Desse modo, consagrar uma pessoa, um casal, um povo, um local, um objeto, um animal, um alimento a Deus, Ă© tornĂĄ-lo santificado, porque exclusivamente pertencente ao Santo, que Ă© Deus. DaĂ­ ser proibido utilizar para outros fins os animais, a comida, objetos ou locais consagrados a Deus, separados para Ele.

Para os judeus, o lugar “santo por excelĂȘncia” era o Templo de JerusalĂ©m, no qual habitava o “Santo”, em especial no recinto chamado “Santo dos Santos”, onde era guardada a Arca da Aliança com as tĂĄbuas da Lei e a vara de AarĂŁo (cf. Hb 9,4).

Quando nĂłs catĂłlicos utilizamos a palavra “consagrar”, mantemos o mesmo sentido: “separar para Deus”, “tornar sagrado”, “tornar santo porque pertencente exclusivamente ao Santo que santifica tudo o que lhe pertence, tudo o que ‘toca’”. TambĂ©m nĂłs nĂŁo podemos utilizar para fins nĂŁo litĂșrgicos os vasos, utensĂ­lios e objetos sagrados da liturgia, por exemplo, nem podemos desrespeitar as imagens, os Ă­cones, os livros sagrados, as igrejas e capelas e – inimaginĂĄvel! – o TabernĂĄculo ou SacrĂĄrio, onde estĂĄ presente em corpo, sangue, alma e divindade, o prĂłprio Deus. Tudo o que pertence a Deus, tudo o que serve a Ele Ă© santo, Ă© sagrado, porque Deus o santifica com sua presença, sua Palavra, sua posse exclusiva.
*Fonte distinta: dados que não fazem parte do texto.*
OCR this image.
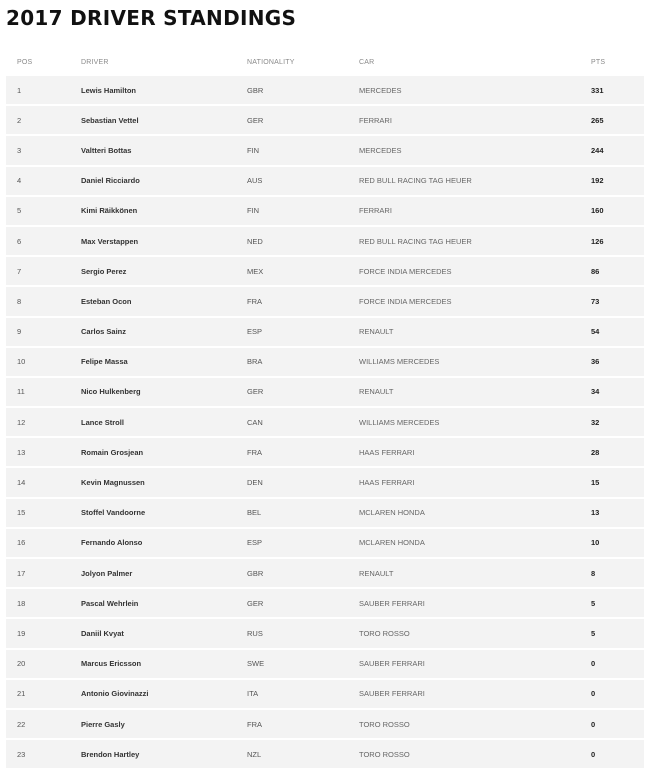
2017 DRIVER STANDINGS
POS	DRIVER	NATIONALITY	CAR	PTS
1	Lewis Hamilton	GBR	MERCEDES	331
2	Sebastian Vettel	GER	FERRARI	265
3	Valtteri Bottas	FIN	MERCEDES	244
4	Daniel Ricciardo	AUS	RED BULL RACING TAG HEUER	192
5	Kimi Räikkönen	FIN	FERRARI	160
6	Max Verstappen	NED	RED BULL RACING TAG HEUER	126
7	Sergio Perez	MEX	FORCE INDIA MERCEDES	86
8	Esteban Ocon	FRA	FORCE INDIA MERCEDES	73
9	Carlos Sainz	ESP	RENAULT	54
10	Felipe Massa	BRA	WILLIAMS MERCEDES	36
11	Nico Hulkenberg	GER	RENAULT	34
12	Lance Stroll	CAN	WILLIAMS MERCEDES	32
13	Romain Grosjean	FRA	HAAS FERRARI	28
14	Kevin Magnussen	DEN	HAAS FERRARI	15
15	Stoffel Vandoorne	BEL	MCLAREN HONDA	13
16	Fernando Alonso	ESP	MCLAREN HONDA	10
17	Jolyon Palmer	GBR	RENAULT	8
18	Pascal Wehrlein	GER	SAUBER FERRARI	5
19	Daniil Kvyat	RUS	TORO ROSSO	5
20	Marcus Ericsson	SWE	SAUBER FERRARI	0
21	Antonio Giovinazzi	ITA	SAUBER FERRARI	0
22	Pierre Gasly	FRA	TORO ROSSO	0
23	Brendon Hartley	NZL	TORO ROSSO	0
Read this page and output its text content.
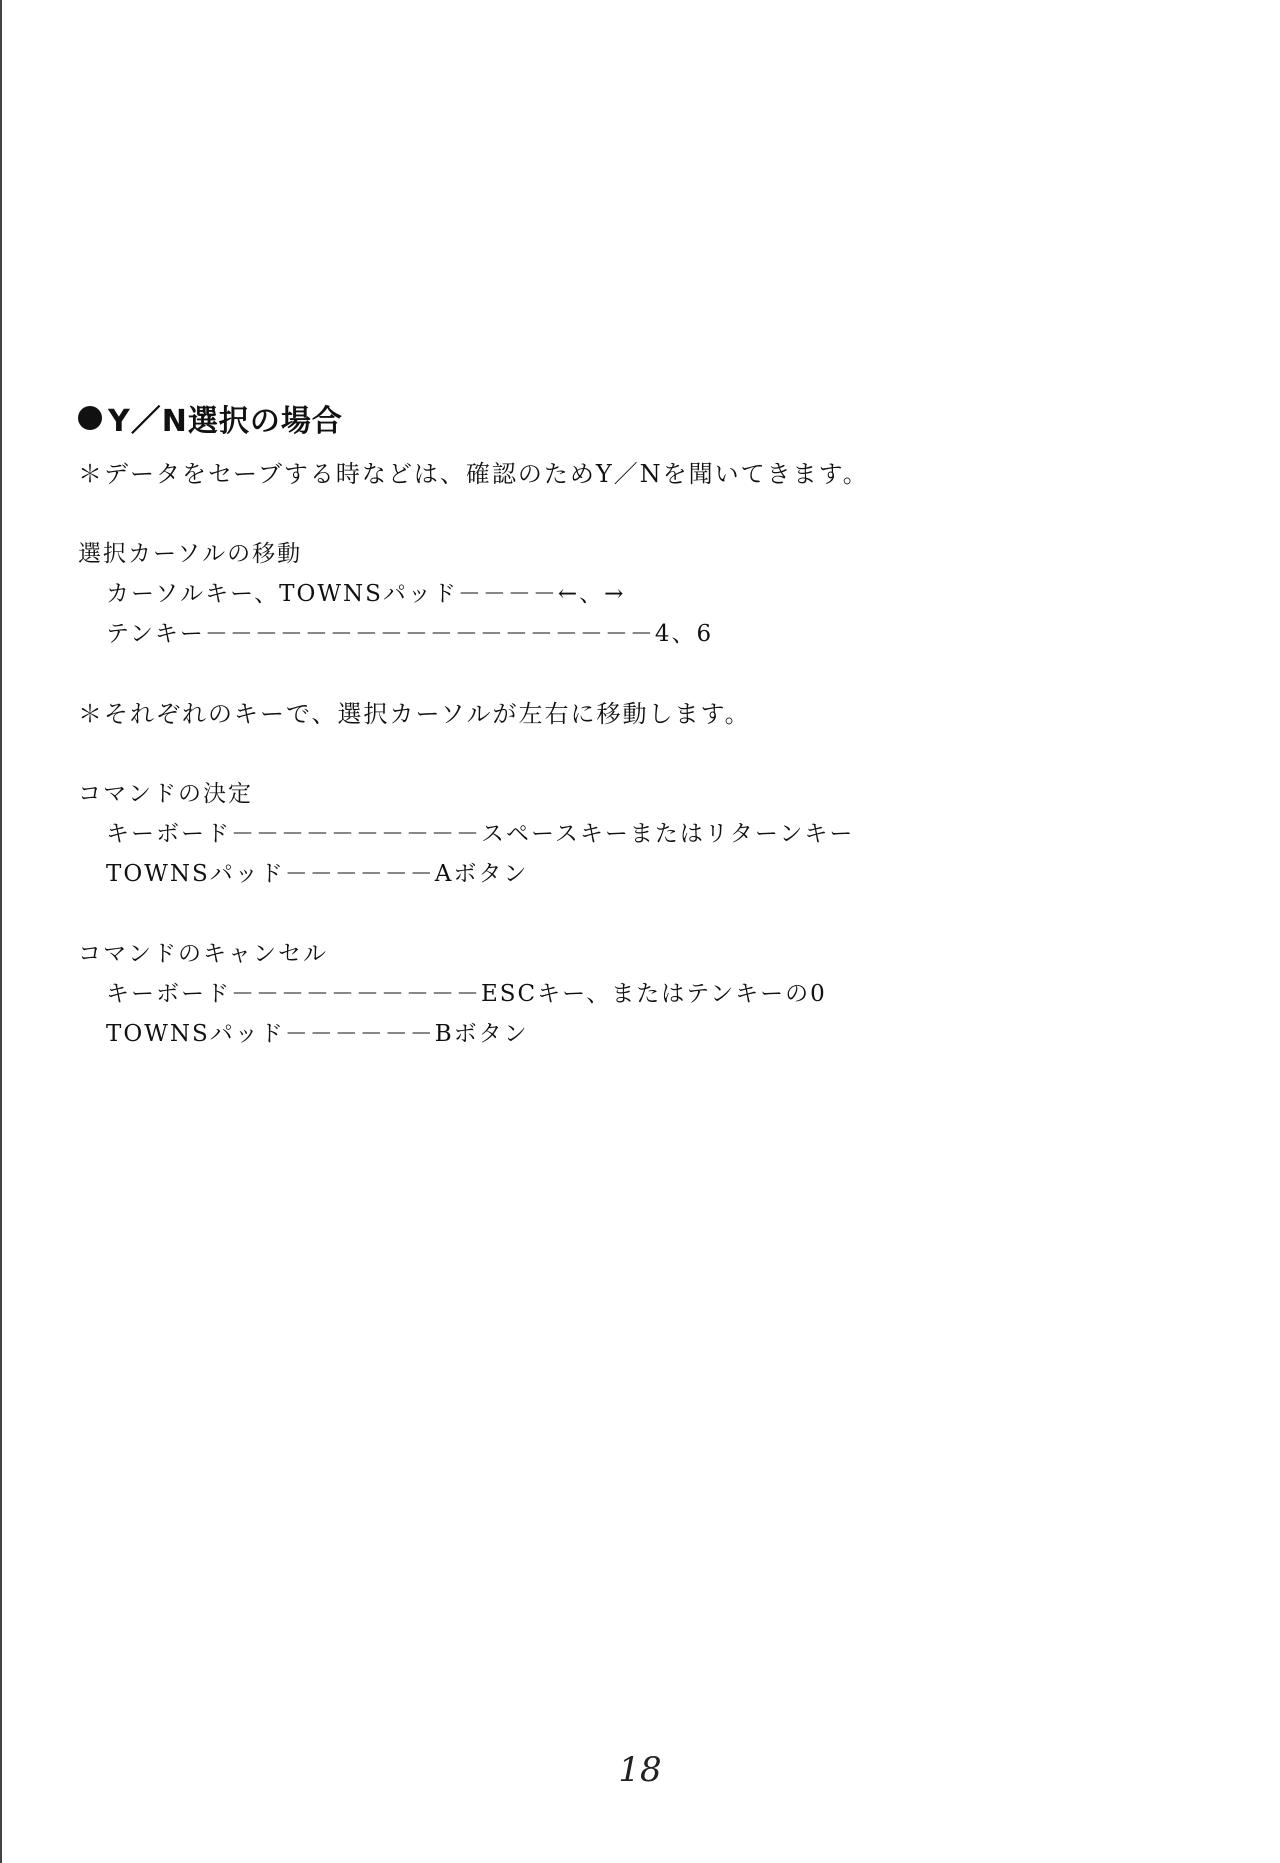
Y／N選択の場合
＊データをセーブする時などは、確認のためY／Nを聞いてきます。
選択カーソルの移動
カーソルキー、TOWNSパッド－－－－←、→
テンキー－－－－－－－－－－－－－－－－－－4、6
＊それぞれのキーで、選択カーソルが左右に移動します。
コマンドの決定
キーボード－－－－－－－－－－スペースキーまたはリターンキー
TOWNSパッド－－－－－－Aボタン
コマンドのキャンセル
キーボード－－－－－－－－－－ESCキー、またはテンキーの0
TOWNSパッド－－－－－－Bボタン
18
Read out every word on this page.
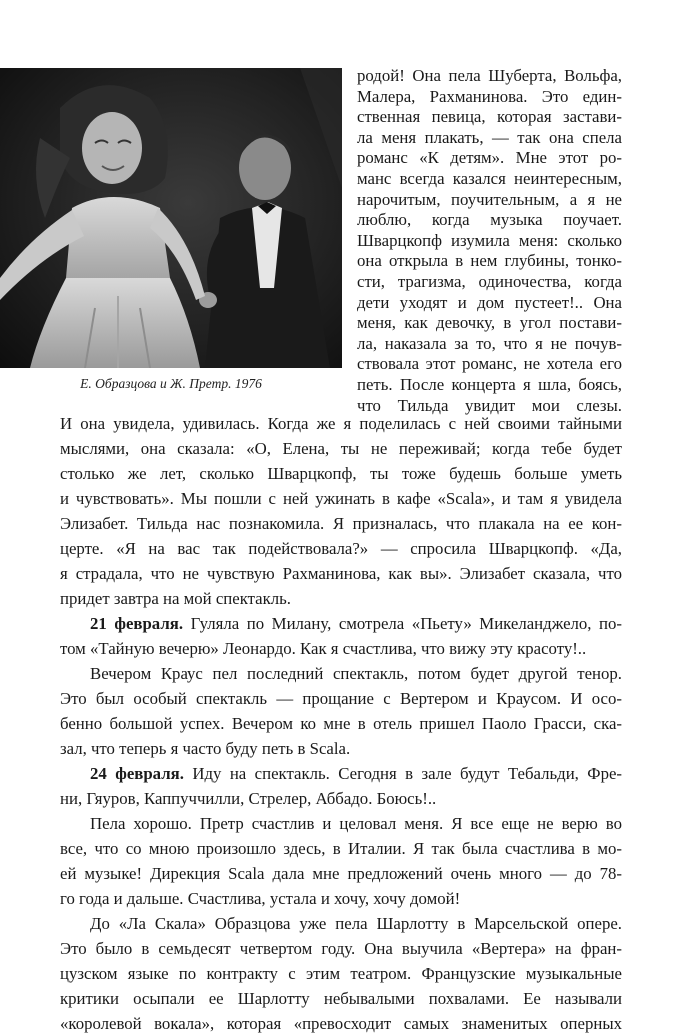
Е. Образцова и Ж. Претр. 1976

родой! Она пела Шуберта, Вольфа,

Малера, Рахманинова. Это един-

ственная певица, которая застави-

ла меня плакать, — так она спела

романс «К детям». Мне этот ро-

манс всегда казался неинтересным,

нарочитым, поучительным, а я не

люблю, когда музыка поучает.

Шварцкопф изумила меня: сколько

она открыла в нем глубины, тонко-

сти, трагизма, одиночества, когда

дети уходят и дом пустеет!.. Она

меня, как девочку, в угол постави-

ла, наказала за то, что я не почув-

ствовала этот романс, не хотела его

петь. После концерта я шла, боясь,

что Тильда увидит мои слезы.

И она увидела, удивилась. Когда же я поделилась с ней своими тайными

мыслями, она сказала: «О, Елена, ты не переживай; когда тебе будет

столько же лет, сколько Шварцкопф, ты тоже будешь больше уметь

и чувствовать». Мы пошли с ней ужинать в кафе «Scala», и там я увидела

Элизабет. Тильда нас познакомила. Я призналась, что плакала на ее кон-

церте. «Я на вас так подействовала?» — спросила Шварцкопф. «Да,

я страдала, что не чувствую Рахманинова, как вы». Элизабет сказала, что

придет завтра на мой спектакль.

21 февраля. Гуляла по Милану, смотрела «Пьету» Микеланджело, по-

том «Тайную вечерю» Леонардо. Как я счастлива, что вижу эту красоту!..

Вечером Краус пел последний спектакль, потом будет другой тенор.

Это был особый спектакль — прощание с Вертером и Краусом. И осо-

бенно большой успех. Вечером ко мне в отель пришел Паоло Грасси, ска-

зал, что теперь я часто буду петь в Scala.

24 февраля. Иду на спектакль. Сегодня в зале будут Тебальди, Фре-

ни, Гяуров, Каппуччилли, Стрелер, Аббадо. Боюсь!..

Пела хорошо. Претр счастлив и целовал меня. Я все еще не верю во

все, что со мною произошло здесь, в Италии. Я так была счастлива в мо-

ей музыке! Дирекция Scala дала мне предложений очень много — до 78-

го года и дальше. Счастлива, устала и хочу, хочу домой!

До «Ла Скала» Образцова уже пела Шарлотту в Марсельской опере.

Это было в семьдесят четвертом году. Она выучила «Вертера» на фран-

цузском языке по контракту с этим театром. Французские музыкальные

критики осыпали ее Шарлотту небывалыми похвалами. Ее называли

«королевой вокала», которая «превосходит самых знаменитых оперных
Ao consagrar o mundo à Imaculada Conceição, o Santo Padre o separa para Deus, få-lo posse Dele, a quem Maria pertence inteiramente. Deus o santificarå. Ele, juntamente com sua Mãe, não permitirå que nenhum mal o toque. Só Deus tem o poder de consagrar.

AlĂ©m disso, tanto judeus como catĂłlicos temos uma convicção de base sobre a consagração: sĂł Deus pode consagrar algo, apossar-se dele amorosamente, separĂĄ-lo para Si. Tome-se como exemplo os votos (cf. At 21,24 e Nm 6,14) feitos pelos judeus ou casos como o de Caim e Abel e o de EsaĂș e JacĂł.
No primeiro exemplo, toma para si (consagra, separa, santifica) a oferenda pura de Abel, mas nĂŁo toma para si a oferenda inadequada de Caim. No caso de EsaĂș e JacĂł, abençoa o mais novo ao invĂ©s do mais velho, conforme profecia por Ele mesmo inspirada, sendo, assim, fiel Ă s suas promessas.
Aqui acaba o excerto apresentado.